Salesforce is the world's largest customer relationship management platform and, for many businesses, the central nervous system of their sales and customer data. When building custom web applications, Salesforce integration is one of the most common requests I get. Whether it's syncing leads from a web form into Salesforce, pulling customer records into a custom dashboard, or automating workflows between a client's app and their CRM, the Salesforce REST and Bulk APIs make it possible to connect virtually any custom system to the data businesses already rely on. Its ecosystem is enormous, AppExchange alone has thousands of third-party integrations, but when off-the-shelf solutions don't fit, that's where custom development comes in.
Marc Benioff founded Salesforce in 1999 out of a rented apartment at 1449 Montgomery Street in San Francisco. He had spent 13 years at Oracle working directly under Larry Ellison, who actually became one of Salesforce's earliest investors. Benioff's core insight was radical for the time: enterprise software didn't need to be installed on local servers. He recruited Parker Harris, Dave Moellenhoff, and Frank Dominguez to build a CRM that ran entirely in the browser. Their "No Software" logo, a red circle with a line through the word SOFTWARE, became the company's rallying cry.
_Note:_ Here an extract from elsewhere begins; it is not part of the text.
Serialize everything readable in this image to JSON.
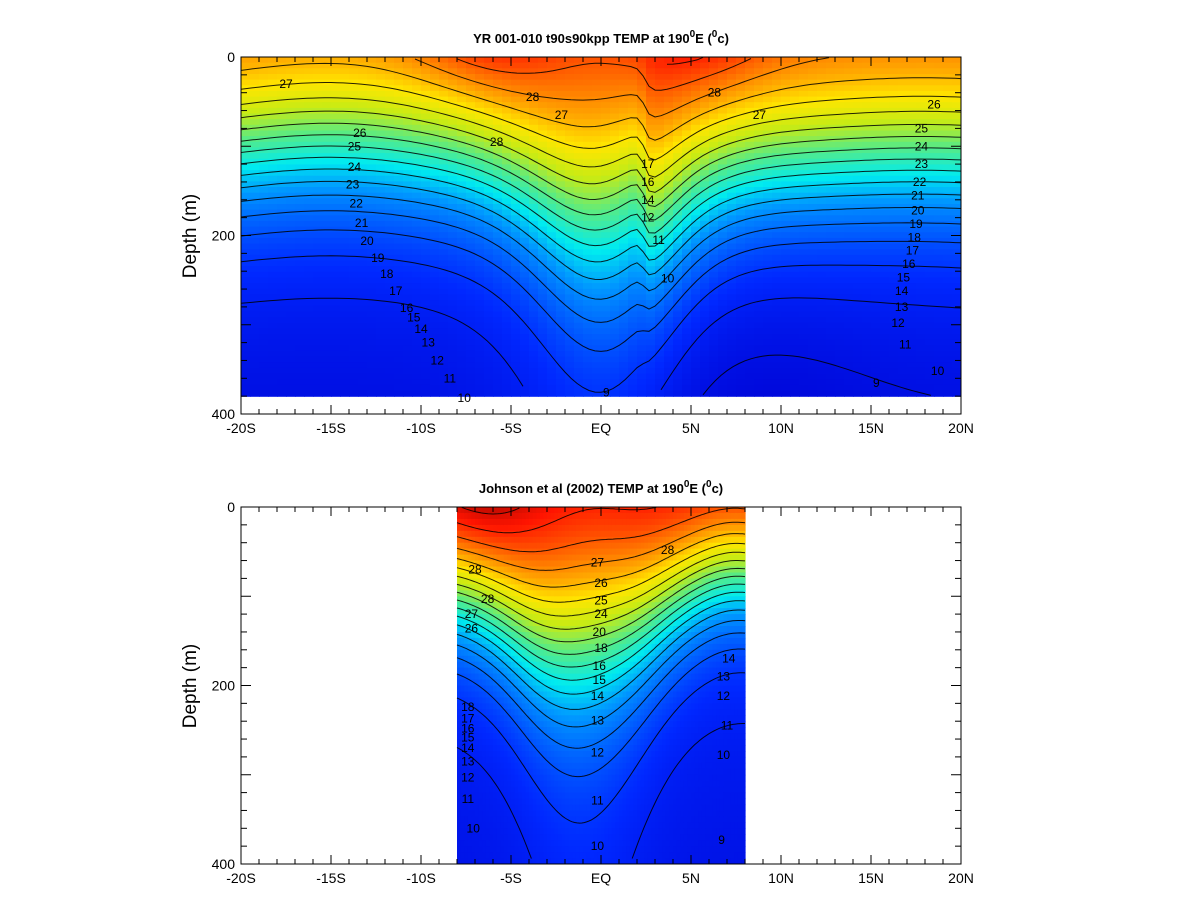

They went public in 2004, and by the 2010s Salesforce had grown into one of the most valuable enterprise software companies on Earth, consistently acquiring competitors and adjacent tools to expand the platform.
Salesforce's original office was literally Marc Benioff's apartment. The team worked out of a spare bedroom, and Benioff used to hold meetings in his living room. The company kept using the apartment even after getting real office space, it served as a secondary workspace for over a year. That apartment address, 1449 Montgomery Street, is still referenced in Salesforce lore. Also, Benioff got the idea for cloud-based software delivery while swimming with dolphins in Hawaii during a sabbatical from Oracle.